20 03 2020
En cette fin de journée Alex, boyard de Transylvanie, songea qu’était venu le temps d’honorer l’invitation du comte Dracula. Conviant son valet il mentionna la soirée future et ordonna qu’on lui taillât, tambour battant, l’épaisseur d’une imposante barbe. Le valet dans sa livrée prune s’exécuta. Le notable laissa sa fougueuse monture au demeurant fourbue de la matinée.Le cocher à la casquette emplumée harnacha les chevaux. Sur les voies environnantes, le dernier pigeon de la ville les accompagna.L’attelage glissait entre la feuille et le bourgeon, le printemps pointait le bout de son nez. Sur les chemins chaotiques et tortueux, le carrosse allait bon train en une harassante chevauchée tandis que le fouet claquait. On entama la pénétration d’une forêt profonde de conifères sombres, certainement le domaine du Diable et l’étendue de son territoire.
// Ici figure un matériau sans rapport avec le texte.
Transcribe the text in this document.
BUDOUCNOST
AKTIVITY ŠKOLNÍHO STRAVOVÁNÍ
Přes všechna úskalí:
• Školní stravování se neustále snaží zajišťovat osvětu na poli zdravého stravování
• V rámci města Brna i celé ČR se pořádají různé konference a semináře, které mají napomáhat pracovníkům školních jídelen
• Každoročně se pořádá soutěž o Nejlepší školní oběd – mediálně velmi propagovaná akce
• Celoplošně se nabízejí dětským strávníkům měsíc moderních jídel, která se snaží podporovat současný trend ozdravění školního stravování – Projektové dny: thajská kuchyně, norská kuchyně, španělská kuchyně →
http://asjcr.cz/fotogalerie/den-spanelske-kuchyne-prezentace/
D’énormes fossés, de gigantesques parois balisaient les bas-côtés, de faibles trouées filtraient une lune rousse allumant l’ultime clarté céleste. Dans un ciel de vents et de nuages menaçants, de vols de choucas tournoyants, la crènelure du monumental château apparut sur son piton rocheux.Très vite l’entrée de l’allée, un escalier abrupt de pierres sous une lanterne-lustre jaune faiblarde qui grinçait et semblait vouloir s’éteindre sous les assauts d’un vent brutal. Contournant les quelques marches, l’attèlement stoppa dans la nuit noire devant une minuscule porte en bois vieilli, épais, aux gonds énormes, avec de gigantesques bouches, qui s’ouvrit machinalement.Il emprunta un passage qui semblait secret, compte tenu que ce fut la seule issue.Des colonnes de marbre soutenaient le chambranle d’une minuscule entrée dans le fond peu éclairé de la galerie souterraine. Orange était le chapiteau de la dernière.Un courant d’air froid parcourait le seuil. Alex ajusta sa cape et sa toque de zibeline kangourou. Point d’église . Mais ce lieu-clos paisible à la lueur des chandelles, propice à la paix humide de l’habitant. De l’habitante. Lieu confiné où trônait un sarcophage de pierre au couvercle mobile constellé de crânes rubis.Celui du grand amour du comte, empli de poésie sous une voûte peinte azur enchassée de diamants. Alors, Dracula entra…..
Bonsoir Mondo,
Bienvenue et merci pour cette histoire d’horreur avec une fin si douce et touchante.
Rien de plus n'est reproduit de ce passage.